There are more than 26,000 Idahoans living with Alzheimer’s disease and more than 85,000 family members and friends are acting as unpaid caregivers.
At the beginning of April, I joined fellow Idahoans who joined the more than 1,200 attendees at the Alzheimer’s Impact Movement Advocacy Forum in Washington, D.C. I believe Congress heard and will take action to lessen the burden that Alzheimer’s places on our state and nation.
Legislators were asked to continue to increase funding for Alzheimer’s disease research at the National Institutes of Health, as well as fund implementation of the Building Our Largest Dementia (BOLD) Infrastructure for Alzheimer’s Act, passed by Congress into law last year.
Only 1 percent of Medicare recipients with dementia have received a care plan on how to navigate this disease. Advocates (like myself) asked members of Congress to co-sponsor the Improving HOPE for Alzheimer’s Act, new legislation that will help doctors develop an individualized care plan for each of their patients.
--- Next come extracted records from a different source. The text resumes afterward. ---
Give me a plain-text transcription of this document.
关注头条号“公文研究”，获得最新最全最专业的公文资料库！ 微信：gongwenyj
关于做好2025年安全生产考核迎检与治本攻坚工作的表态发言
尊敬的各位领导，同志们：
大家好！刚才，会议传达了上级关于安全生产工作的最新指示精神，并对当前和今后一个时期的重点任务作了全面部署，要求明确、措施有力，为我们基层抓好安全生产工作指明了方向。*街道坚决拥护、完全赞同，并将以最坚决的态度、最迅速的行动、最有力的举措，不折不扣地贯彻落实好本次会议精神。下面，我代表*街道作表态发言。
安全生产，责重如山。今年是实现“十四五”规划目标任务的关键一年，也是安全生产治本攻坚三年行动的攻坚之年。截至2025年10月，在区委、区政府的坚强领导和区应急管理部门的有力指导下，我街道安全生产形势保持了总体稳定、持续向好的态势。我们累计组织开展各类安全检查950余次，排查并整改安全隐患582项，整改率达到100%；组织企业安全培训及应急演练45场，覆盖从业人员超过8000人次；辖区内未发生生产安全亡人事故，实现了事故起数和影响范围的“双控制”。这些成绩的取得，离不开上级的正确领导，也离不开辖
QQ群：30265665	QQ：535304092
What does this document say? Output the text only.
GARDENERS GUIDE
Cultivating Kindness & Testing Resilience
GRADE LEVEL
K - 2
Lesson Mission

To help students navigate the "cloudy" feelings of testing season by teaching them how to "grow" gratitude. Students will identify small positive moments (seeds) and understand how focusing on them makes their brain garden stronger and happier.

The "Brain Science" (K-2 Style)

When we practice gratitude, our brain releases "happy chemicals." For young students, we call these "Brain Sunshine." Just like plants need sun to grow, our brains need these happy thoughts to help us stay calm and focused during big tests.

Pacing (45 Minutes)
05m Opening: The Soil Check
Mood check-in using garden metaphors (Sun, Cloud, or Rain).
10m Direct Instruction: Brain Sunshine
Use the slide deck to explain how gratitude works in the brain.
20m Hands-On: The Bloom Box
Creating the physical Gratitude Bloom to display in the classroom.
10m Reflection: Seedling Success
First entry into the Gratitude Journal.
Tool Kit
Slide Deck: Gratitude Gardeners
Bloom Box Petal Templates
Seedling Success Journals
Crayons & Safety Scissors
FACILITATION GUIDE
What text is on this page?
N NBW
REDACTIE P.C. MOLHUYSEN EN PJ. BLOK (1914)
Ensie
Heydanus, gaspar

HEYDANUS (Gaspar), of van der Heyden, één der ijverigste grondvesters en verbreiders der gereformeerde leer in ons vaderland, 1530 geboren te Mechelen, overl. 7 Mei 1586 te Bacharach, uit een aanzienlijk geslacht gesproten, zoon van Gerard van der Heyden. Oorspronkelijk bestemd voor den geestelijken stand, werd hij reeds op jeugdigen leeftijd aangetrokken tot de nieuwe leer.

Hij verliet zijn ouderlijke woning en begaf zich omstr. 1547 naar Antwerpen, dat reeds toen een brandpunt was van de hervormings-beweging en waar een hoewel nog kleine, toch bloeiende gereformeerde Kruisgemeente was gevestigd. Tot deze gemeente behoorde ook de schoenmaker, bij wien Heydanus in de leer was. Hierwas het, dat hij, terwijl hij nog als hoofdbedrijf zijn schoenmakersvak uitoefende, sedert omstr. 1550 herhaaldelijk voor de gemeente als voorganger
As a social worker in a local skilled nursing facility, I help individuals and their families struggle with the long-term effects of this disease on a daily basis. It is heartbreaking to witness individuals, who once planned on living healthy into retirement, depend on help for basic daily living needs.
Please join me in urging Congressman Russ Fulcher, Senator Mike Crapo and Senator Jim Risch to invest in policies that address Alzheimer’s disease as the national public health crisis it is.